Arsenal v West Ham: Old foes reunited as Unai Emery and Manuel Pellegrini meet again with new clubs
Familiarity will be in the air at Emirates Stadium on Saturday when West Ham visit Arsenal.
Most eyes will be trained on Jack Wilshere, who is set to face the club at which he spent his formative footballing years for the first time since his summer switch from north to east London, while Spanish forward Lucas Perez, who made the same move, could also feature.
But on the touchline there will be the rekindling of another long-standing relationship: between Arsenal head coach Unai Emery and West Ham manager Manuel Pellegrini.
Read more: Trevor Steven: Unai Emery has to get his Arsenal team in sync
Emery and Pellegrini are well known to each other from numerous battles in Spanish football. This will be the 13th match between teams they have helmed, which include Real Madrid, Manchester City, Sevilla, Villarreal and Valencia.
Pellegrini has the upper hand in their head-to-head record, with six wins to three for Emery – plus three draws. Most recently they met in the 2015-16 Champions League, when the Chilean’s City team beat Emery’s Sevilla home and away in the group stage.
The two men also share a number of similarities, born largely out of their respective career paths. Both are from the studious end of the coaching spectrum and have applied their philosophies to work their way up from modest sides to Europe’s biggest clubs.
Emery served his apprenticeships with third-tier Lorca and second division Almeria before making his name at Valencia, where he finished third in La Liga three years in a row.
He cemented his burgeoning reputation at Sevilla, leading them to a hat-trick of Europa League triumphs and earning a shot at delivering the Champions League glory craved by Paris Saint-Germain.
Pellegrini started out in his native South America but it was his spells with Villarreal, who he took to a Champions League semi-final – losing to Arsenal, ironically, in 2006 – and second place in La Liga that alerted Real Madrid.
After an ill-fated stint at the Santiago Bernabeu, he revived his career at Malaga before heading to Manchester City in 2013 for his first taste of English football.
Both have enjoyed league titles overseas, only for those achievements to be questioned.
Pellegrini won the Premier League in his first season at City, who scored a record 151 goals in all competitions, yet failed to repeat the feat in his next two campaigns and left the club having been considered to have delivered only the minimum.
Emery led PSG to Ligue 1 last term, although his failure to do so in his first year in France and the club’s vast financial resources meant that he too had barely broken par.
The similarities don’t end there. They have both had spells in relative footballing backwaters: Emery in Russia with Spartak Moscow, where he lasted just five months before being sacked, and Pellegrini in the Far East with Hebei China Fortune, from where West Ham lured him.

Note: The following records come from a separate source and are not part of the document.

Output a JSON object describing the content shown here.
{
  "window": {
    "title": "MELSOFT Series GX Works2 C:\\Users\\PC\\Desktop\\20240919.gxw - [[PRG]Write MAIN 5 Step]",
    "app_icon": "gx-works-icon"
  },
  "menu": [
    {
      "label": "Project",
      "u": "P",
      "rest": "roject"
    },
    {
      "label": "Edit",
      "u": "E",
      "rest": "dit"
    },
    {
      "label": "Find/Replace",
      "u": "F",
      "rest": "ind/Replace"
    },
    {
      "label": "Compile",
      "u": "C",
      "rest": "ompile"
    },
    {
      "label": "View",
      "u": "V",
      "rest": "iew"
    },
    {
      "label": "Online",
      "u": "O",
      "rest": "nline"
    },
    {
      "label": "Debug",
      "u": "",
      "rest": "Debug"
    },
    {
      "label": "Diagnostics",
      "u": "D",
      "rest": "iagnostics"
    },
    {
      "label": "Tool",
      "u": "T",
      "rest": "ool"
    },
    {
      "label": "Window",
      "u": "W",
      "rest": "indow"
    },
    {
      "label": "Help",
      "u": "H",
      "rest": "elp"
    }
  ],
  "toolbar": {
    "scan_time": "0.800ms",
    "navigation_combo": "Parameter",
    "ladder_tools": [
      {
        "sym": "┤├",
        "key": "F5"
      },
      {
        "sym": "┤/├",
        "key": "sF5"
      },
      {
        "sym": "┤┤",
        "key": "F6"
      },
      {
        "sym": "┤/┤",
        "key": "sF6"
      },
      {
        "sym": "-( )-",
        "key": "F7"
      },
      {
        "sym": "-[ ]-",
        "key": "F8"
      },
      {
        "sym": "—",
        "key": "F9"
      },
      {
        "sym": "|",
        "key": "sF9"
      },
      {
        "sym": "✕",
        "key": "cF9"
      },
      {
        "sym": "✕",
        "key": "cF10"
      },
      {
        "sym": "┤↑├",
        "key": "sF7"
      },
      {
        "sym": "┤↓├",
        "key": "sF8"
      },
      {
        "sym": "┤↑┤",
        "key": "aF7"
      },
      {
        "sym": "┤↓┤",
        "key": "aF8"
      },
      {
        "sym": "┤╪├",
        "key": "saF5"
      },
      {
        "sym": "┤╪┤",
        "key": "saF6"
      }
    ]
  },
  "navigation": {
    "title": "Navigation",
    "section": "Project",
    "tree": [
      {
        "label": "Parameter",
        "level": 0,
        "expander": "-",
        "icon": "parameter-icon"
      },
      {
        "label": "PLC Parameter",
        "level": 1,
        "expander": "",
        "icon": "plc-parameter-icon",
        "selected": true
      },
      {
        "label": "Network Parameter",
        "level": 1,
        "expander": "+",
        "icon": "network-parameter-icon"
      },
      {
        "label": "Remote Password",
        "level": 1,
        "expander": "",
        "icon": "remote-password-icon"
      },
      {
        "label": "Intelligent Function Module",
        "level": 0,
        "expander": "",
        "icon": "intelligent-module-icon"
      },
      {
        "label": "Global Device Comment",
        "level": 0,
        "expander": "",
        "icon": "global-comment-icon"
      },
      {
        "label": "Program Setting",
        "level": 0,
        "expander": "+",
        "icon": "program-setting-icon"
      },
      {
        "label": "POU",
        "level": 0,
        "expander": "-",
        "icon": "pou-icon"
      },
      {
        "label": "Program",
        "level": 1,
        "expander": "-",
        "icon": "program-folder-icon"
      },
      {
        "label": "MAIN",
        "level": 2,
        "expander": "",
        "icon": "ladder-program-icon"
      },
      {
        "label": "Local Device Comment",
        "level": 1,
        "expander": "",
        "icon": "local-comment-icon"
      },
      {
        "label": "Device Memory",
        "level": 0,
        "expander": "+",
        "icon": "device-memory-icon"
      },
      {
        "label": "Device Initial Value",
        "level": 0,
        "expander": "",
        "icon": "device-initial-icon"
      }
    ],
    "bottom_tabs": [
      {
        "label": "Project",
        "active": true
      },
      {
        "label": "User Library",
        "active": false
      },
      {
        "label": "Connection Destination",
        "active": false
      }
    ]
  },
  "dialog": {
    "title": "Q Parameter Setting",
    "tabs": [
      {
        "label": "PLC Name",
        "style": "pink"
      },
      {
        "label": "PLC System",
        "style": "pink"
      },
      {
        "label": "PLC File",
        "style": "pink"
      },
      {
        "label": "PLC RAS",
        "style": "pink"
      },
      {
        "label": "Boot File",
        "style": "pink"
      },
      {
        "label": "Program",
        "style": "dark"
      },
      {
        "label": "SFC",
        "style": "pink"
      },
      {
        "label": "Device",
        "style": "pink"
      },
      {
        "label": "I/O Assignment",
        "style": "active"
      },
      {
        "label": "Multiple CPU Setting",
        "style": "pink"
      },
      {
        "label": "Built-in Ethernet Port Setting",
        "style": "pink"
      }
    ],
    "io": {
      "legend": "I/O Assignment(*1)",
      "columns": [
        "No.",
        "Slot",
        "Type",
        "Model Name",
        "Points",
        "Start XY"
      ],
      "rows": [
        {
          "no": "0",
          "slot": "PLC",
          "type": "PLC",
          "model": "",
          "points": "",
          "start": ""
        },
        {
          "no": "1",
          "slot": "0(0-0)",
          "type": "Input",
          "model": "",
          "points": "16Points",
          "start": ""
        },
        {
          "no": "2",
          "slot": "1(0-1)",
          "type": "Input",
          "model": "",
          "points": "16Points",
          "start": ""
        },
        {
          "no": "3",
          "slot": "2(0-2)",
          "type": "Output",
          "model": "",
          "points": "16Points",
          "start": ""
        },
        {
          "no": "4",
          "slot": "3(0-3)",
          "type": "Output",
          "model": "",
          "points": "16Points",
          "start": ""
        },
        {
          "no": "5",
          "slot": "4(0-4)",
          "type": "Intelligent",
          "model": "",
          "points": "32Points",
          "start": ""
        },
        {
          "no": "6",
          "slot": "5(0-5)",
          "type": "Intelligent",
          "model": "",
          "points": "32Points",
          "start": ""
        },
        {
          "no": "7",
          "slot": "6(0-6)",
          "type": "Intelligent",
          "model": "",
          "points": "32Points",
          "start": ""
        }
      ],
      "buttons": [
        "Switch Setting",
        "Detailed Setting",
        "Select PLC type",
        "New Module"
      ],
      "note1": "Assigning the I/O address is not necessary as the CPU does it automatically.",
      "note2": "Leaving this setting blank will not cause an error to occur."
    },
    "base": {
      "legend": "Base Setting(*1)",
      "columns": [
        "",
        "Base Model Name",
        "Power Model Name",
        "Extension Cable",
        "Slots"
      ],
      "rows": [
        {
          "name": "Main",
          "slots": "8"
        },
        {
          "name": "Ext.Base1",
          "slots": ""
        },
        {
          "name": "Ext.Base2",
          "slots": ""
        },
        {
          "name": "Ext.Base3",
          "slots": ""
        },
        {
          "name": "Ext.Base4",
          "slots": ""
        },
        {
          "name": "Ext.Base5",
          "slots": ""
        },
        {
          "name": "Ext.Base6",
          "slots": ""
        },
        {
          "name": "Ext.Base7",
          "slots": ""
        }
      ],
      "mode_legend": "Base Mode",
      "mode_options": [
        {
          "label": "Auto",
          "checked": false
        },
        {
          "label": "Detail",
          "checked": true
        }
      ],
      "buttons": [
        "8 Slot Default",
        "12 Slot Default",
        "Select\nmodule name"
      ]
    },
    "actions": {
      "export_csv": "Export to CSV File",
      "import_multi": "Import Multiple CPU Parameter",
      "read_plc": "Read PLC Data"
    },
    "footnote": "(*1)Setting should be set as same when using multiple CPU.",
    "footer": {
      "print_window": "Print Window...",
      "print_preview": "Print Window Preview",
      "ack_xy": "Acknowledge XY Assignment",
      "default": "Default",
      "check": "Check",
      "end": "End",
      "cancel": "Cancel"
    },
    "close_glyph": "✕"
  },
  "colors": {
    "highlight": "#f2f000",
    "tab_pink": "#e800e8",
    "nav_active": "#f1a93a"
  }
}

The pair also share a chequered history with Jose Mourinho, having crossed swords with him during the Manchester United manager’s time in Madrid.
A highlight of Pellegrini’s simmering feud with the Portuguese was his 2015 assertion: “I have no interest in analysing him as a person.” Emery, meanwhile, accused Mourinho of “crying” about refereeing decisions in 2010.
The most pertinent similarity on Saturday is that they have both lost their first two matches with their new teams, leading to early questions about the wisdom of their appointments.
Emery’s Arsenal followed up a 2-0 reverse at home to City on the opening weekend with a 3-2 defeat at Chelsea last weekend, while Pellegrini’s West Ham tenure began with a 4-0 drubbing at Liverpool and failed to pick up in a 2-1 loss against Bournemouth.
There is a key difference between the men, however. At 46, Emery is still probably in the middle of his managerial career and as such has more at stake than Pellegrini, who is 18 years his senior.
In his early statements at Arsenal, Emery has made clear how ambitious he is. The Basque wants to get the Gunners back in the Champions League and challenging for major honours.
He must also know that success on that front might open the door to a club on an even higher plane, another shot at a team with more realistic aspirations of ruling Europe.
Pellegrini, on the other hand, appears to be amassing a retirement fund with a series of roles whose chief appeal seems to be the size of the salary.
His West Ham contract is believed to be worth £10m a year, similar to his pay packet in China and greater than the £6m Arsenal are thought to be paying Emery.
Whether that makes any difference to their clubs’ seasons remains to be seen, but either way the long Emery-Pellegrini rivalry looks to be in its twilight years.